Parineeti, Sidharth Are Unfunny, Inauthentic in ‘Jabariya Jodi’
One feels bad for Parineeti Chopra and Sidharth Malhotra. It is likely that they got a one word brief to play their respective roles and that too was only their character’s name.
Because why else would reasonably good actors look so awkward and out of place in a film? Babli Yadav is “Bubbly,” you guessed that right, and Abhay Singh is ‘fearless’ as his name suggests. All the poor souls have to play along because despite spending close to two-and-a-half-hours with them one could still not fathom their motivations and desires.
This is a practice prevalent in Uttar Pradesh and Bihar, where when the bride’s side is unable to cough up money for dowry demands of the ladke wale, grooms are kidnapped and forcibly married off by the ladki walas.
Not the most ideal solution to the menace of dowry, Pakadwa vivah comes with its own set of problems. It could have been a relevant and engaging watch but Director Prashant Singh and writer Sanjeev Jha seem to have run out of ideas after the first 30 minutes.

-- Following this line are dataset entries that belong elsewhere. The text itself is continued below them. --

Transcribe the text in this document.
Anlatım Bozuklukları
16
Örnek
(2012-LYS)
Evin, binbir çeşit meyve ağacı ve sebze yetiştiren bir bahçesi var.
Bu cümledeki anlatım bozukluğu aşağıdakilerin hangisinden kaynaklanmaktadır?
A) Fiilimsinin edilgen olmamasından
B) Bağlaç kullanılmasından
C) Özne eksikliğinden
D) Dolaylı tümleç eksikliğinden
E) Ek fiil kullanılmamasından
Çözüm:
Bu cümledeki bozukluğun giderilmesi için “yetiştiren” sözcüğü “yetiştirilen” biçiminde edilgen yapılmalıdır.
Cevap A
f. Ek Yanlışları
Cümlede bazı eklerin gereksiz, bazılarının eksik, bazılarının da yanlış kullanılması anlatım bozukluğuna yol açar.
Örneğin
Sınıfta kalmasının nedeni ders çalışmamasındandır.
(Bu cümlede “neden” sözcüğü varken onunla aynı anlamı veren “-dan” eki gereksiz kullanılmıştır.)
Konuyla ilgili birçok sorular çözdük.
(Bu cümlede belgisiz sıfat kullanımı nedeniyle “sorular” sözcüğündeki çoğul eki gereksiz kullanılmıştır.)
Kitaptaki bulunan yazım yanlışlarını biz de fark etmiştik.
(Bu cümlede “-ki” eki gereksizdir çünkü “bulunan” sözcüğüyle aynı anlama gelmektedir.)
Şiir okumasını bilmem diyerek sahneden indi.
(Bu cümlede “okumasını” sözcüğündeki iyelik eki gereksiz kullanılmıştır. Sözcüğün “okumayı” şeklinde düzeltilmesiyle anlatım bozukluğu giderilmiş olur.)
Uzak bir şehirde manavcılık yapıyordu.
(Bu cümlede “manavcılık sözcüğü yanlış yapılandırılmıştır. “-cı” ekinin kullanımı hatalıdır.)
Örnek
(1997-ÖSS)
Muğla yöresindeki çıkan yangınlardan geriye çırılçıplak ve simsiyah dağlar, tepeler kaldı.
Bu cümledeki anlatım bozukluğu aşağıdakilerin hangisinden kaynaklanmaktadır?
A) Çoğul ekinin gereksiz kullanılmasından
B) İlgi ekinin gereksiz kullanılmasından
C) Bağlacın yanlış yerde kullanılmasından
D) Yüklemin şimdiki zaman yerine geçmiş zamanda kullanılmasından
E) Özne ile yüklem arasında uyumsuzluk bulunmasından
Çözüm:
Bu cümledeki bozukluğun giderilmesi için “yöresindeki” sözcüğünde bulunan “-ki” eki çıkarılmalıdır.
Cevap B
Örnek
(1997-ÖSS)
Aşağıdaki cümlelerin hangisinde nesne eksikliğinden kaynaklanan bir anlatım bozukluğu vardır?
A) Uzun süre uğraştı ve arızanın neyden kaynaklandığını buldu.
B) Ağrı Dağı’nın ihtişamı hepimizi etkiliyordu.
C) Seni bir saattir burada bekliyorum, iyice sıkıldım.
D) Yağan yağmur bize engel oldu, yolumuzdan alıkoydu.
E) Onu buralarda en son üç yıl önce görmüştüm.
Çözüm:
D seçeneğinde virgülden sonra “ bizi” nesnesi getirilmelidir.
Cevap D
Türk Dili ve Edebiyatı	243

It all starts in 2005 in Madhopur, Bihar, where we see two little school kids exchange love letters and coy smiles. Angry with their daughter’s indiscretion, the girl’s family leaves the town soon. Cut to adulthood when it doesn’t take much to guess that the little boy is Abhay Singh, the man who facilitates forced marriages by kidnapping the unsuspecting greedy grooms.
The little girl is now, Bubbly, inexplicably only obsessed with her shaadi. She wants to run away with one lover. When he chickens out, she beats him up on live television. Abhay and Bubbly meet one day and instantly recognise each other. They are so purposeless and the narrative is so rudderless that one would ideally want them to immediately consummate the vivah and call it a day.
But alas, we are forced to sit through this 143 minutes ordeal to see them unnecessarily drift apart and come back together. Frankly, it is exasperating.
From portraying it as something funny, to adding nuances of poetic justice and to the sudden shift in tone about how forced marriages are wrong morally and legally — nothing seems convincing. Though some dialogues are funny and Sudhir Mishra playing Babli’s father and Neeraj Sood as her uncle, manage to bring in some authenticity.
Also, Aparshakti Khurana as Bubli’s close friend who is totally in love with her, does well despite a completely half-baked character. But between Javed Jaffrey’s over the top performance as the harsh, menacing patriarch and Siddharth-Parineeti ‘s inconsistent accent the film over all is unfunny and too long for comfort.